Apple has been issuing reports on supplier responsibility since 2007—years before the run of suicides at Foxconn, one of its main vendors. Apple management has done far more concrete work in exerting control than other companies in its industry. Still, one of the wealthiest, most effective companies in the world continues to run into problems. This latest report revealed that only 38 percent of its suppliers comply with its code stipulating that factory workers must not work more than 60 hours a week.

The good news is management at Apple has invested significant money into these reports and they show some of the big issues that could trip you up if you're considering outsourcing overseas. Here are some entries at the top of the company's list:

  • labor and human rights
  • worker health and safety
  • environmental impact
  • ethics
  • management systems

Of course worker health and safety are concerns. Not only is treating others right an ethical imperative, but from a pragmatic public relations view, bad treatment of workers leads to terrible press.
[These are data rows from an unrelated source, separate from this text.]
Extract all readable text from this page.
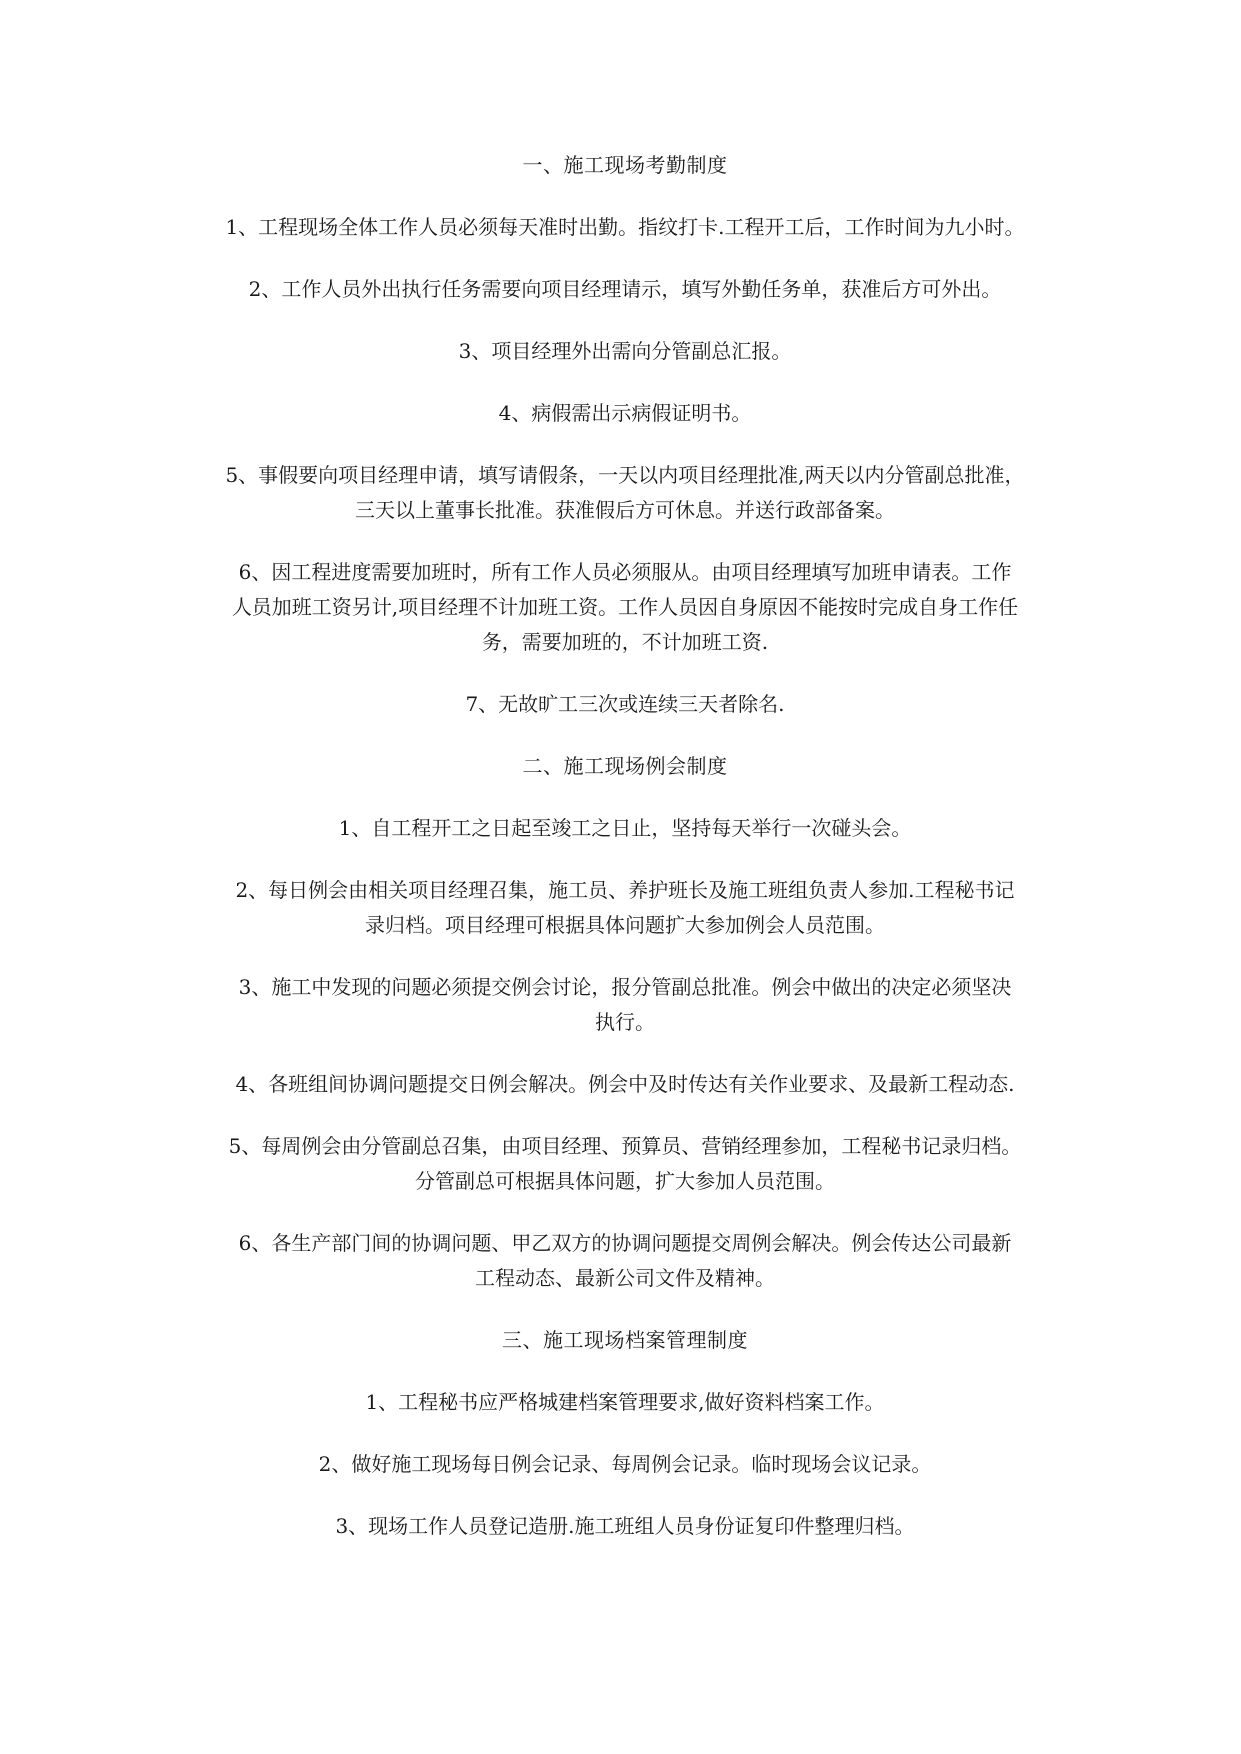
一、施工现场考勤制度

1、工程现场全体工作人员必须每天准时出勤。指纹打卡.工程开工后，工作时间为九小时。

2、工作人员外出执行任务需要向项目经理请示，填写外勤任务单，获准后方可外出。

3、项目经理外出需向分管副总汇报。

4、病假需出示病假证明书。

5、事假要向项目经理申请，填写请假条，一天以内项目经理批准,两天以内分管副总批准，
三天以上董事长批准。获准假后方可休息。并送行政部备案。

6、因工程进度需要加班时，所有工作人员必须服从。由项目经理填写加班申请表。工作
人员加班工资另计,项目经理不计加班工资。工作人员因自身原因不能按时完成自身工作任
务，需要加班的，不计加班工资.

7、无故旷工三次或连续三天者除名.

二、施工现场例会制度

1、自工程开工之日起至竣工之日止，坚持每天举行一次碰头会。

2、每日例会由相关项目经理召集，施工员、养护班长及施工班组负责人参加.工程秘书记
录归档。项目经理可根据具体问题扩大参加例会人员范围。

3、施工中发现的问题必须提交例会讨论，报分管副总批准。例会中做出的决定必须坚决
执行。

4、各班组间协调问题提交日例会解决。例会中及时传达有关作业要求、及最新工程动态.

5、每周例会由分管副总召集，由项目经理、预算员、营销经理参加，工程秘书记录归档。
分管副总可根据具体问题，扩大参加人员范围。

6、各生产部门间的协调问题、甲乙双方的协调问题提交周例会解决。例会传达公司最新
工程动态、最新公司文件及精神。

三、施工现场档案管理制度

1、工程秘书应严格城建档案管理要求,做好资料档案工作。

2、做好施工现场每日例会记录、每周例会记录。临时现场会议记录。

3、现场工作人员登记造册.施工班组人员身份证复印件整理归档。
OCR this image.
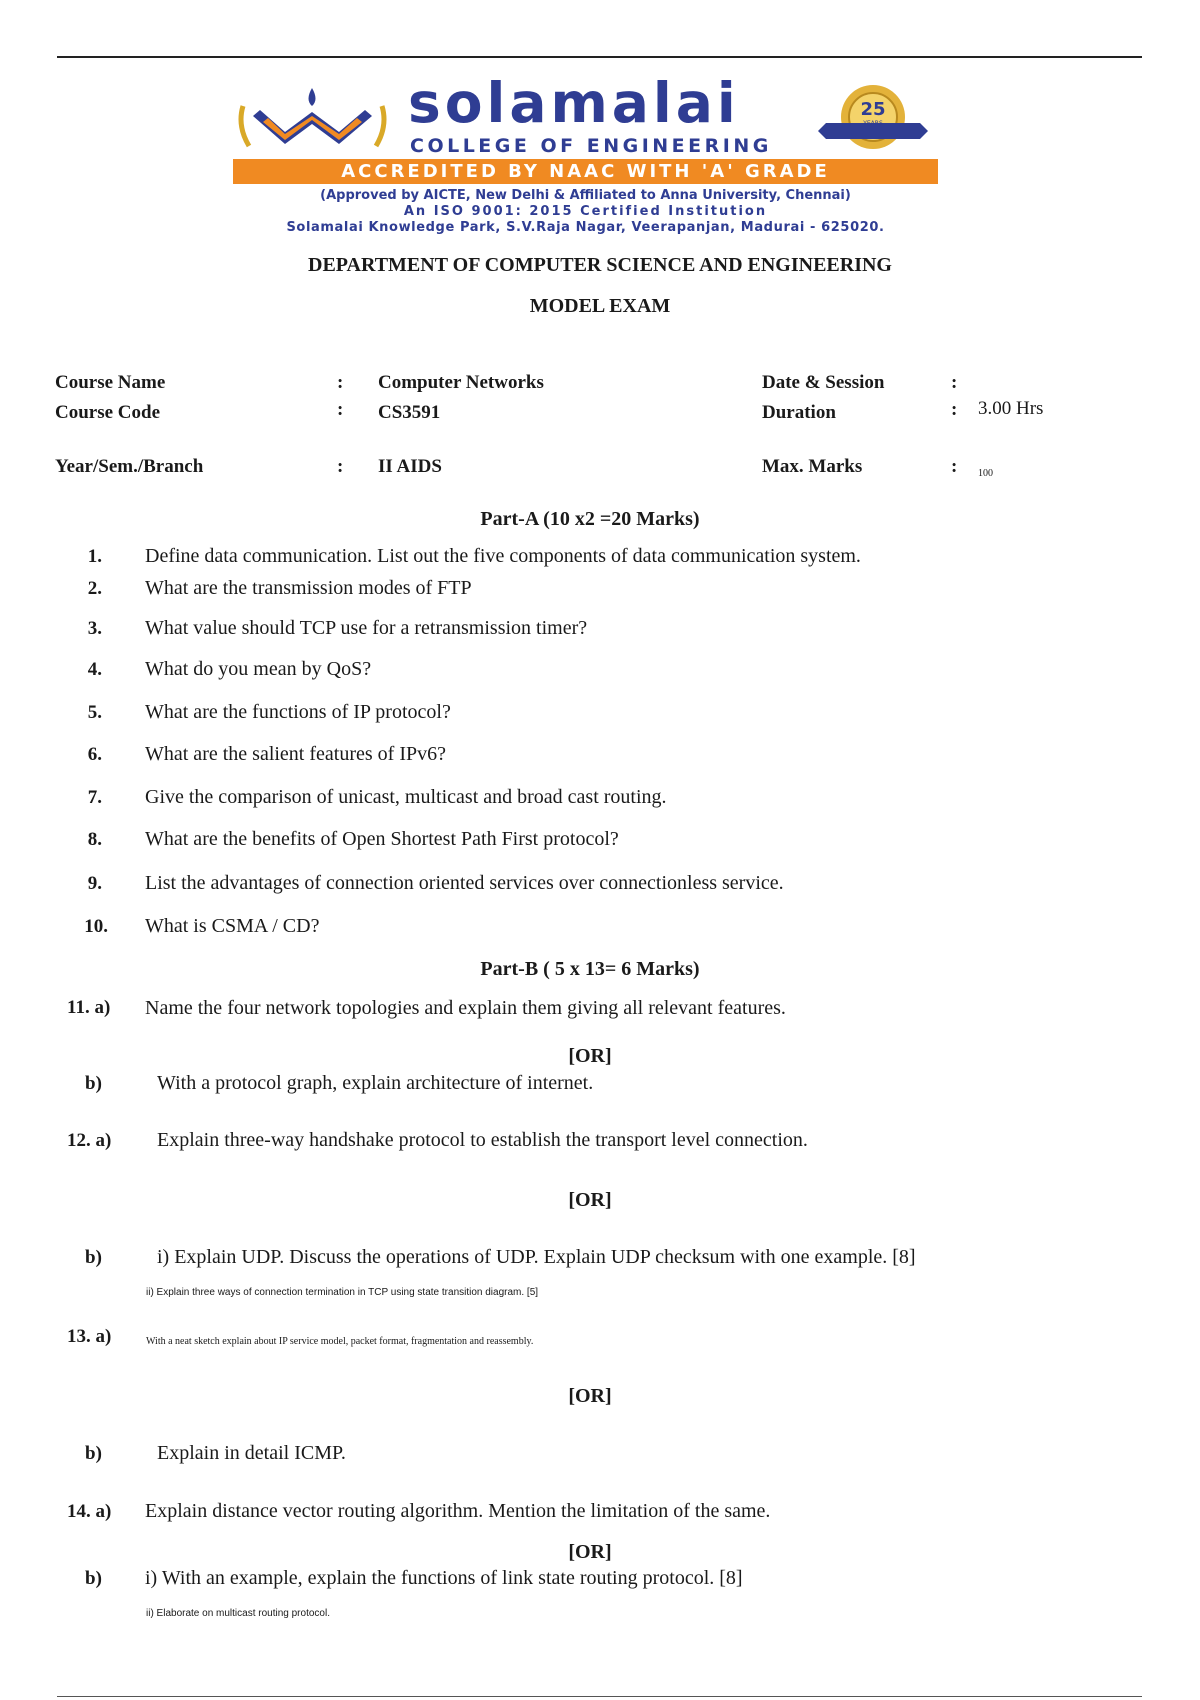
solamalai
COLLEGE OF ENGINEERING
25
YEARS
ACCREDITED BY NAAC WITH 'A' GRADE
(Approved by AICTE, New Delhi & Affiliated to Anna University, Chennai)
An ISO 9001: 2015 Certified Institution
Solamalai Knowledge Park, S.V.Raja Nagar, Veerapanjan, Madurai - 625020.
DEPARTMENT OF COMPUTER SCIENCE AND ENGINEERING
MODEL EXAM
Course Name	: Computer Networks	Date & Session	:
Course Code	: CS3591	Duration	: 3.00 Hrs
Year/Sem./Branch	: II AIDS	Max. Marks	: 100
Part-A (10 x2 =20 Marks)
1. Define data communication. List out the five components of data communication system.
2. What are the transmission modes of FTP
3. What value should TCP use for a retransmission timer?
4. What do you mean by QoS?
5. What are the functions of IP protocol?
6. What are the salient features of IPv6?
7. Give the comparison of unicast, multicast and broad cast routing.
8. What are the benefits of Open Shortest Path First protocol?
9. List the advantages of connection oriented services over connectionless service.
10. What is CSMA / CD?
Part-B ( 5 x 13= 6 Marks)
11. a)	Name the four network topologies and explain them giving all relevant features.
[OR]
b)	With a protocol graph, explain architecture of internet.
12. a)	Explain three-way handshake protocol to establish the transport level connection.
[OR]
b)	i) Explain UDP. Discuss the operations of UDP. Explain UDP checksum with one example. [8]
ii) Explain three ways of connection termination in TCP using state transition diagram. [5]
13. a)	With a neat sketch explain about IP service model, packet format, fragmentation and reassembly.
[OR]
b)	Explain in detail ICMP.
14. a)	Explain distance vector routing algorithm. Mention the limitation of the same.
[OR]
b)	i) With an example, explain the functions of link state routing protocol. [8]
ii) Elaborate on multicast routing protocol.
Just ask Nike. In recent years, Apple has also felt the sting.

Notice the other concerns a company must also have. Environmental impact is a concern that has spread around the world. Last year, Chinese environmental groups criticized Apple for being unresponsive and uncommunicative regarding questions about pollution and occupational health hazards. Other companies, such as HP and Samsung, received praise from the groups for their cooperation. The story wound up in the Financial Times. Talk about high-profile bad press.

Some of the other topics are not just the subject of political correctness; they provide evidence that a company has the operational wherewithal to deliver what it promises. Ethics are a concern because they are keys to good business partnerships. For example, Apple's auditors found some companies falsified records. If they do that regarding worker salaries or environmental practices, can you trust that they would do otherwise on product quality, specifications, or ship dates? Similarly, management systems that are developed enough to ensure compliance are also more likely to deliver the results that a western partner might need.

Apple's experiences and actions also show that outsourcing is a more complicated and potentially expensive issue than many companies think. Seemingly low prices on goods are fine, but if you haven't calculated the costs of ensuring that you get what you need from partners, you haven't seen the true cost of getting the bargain.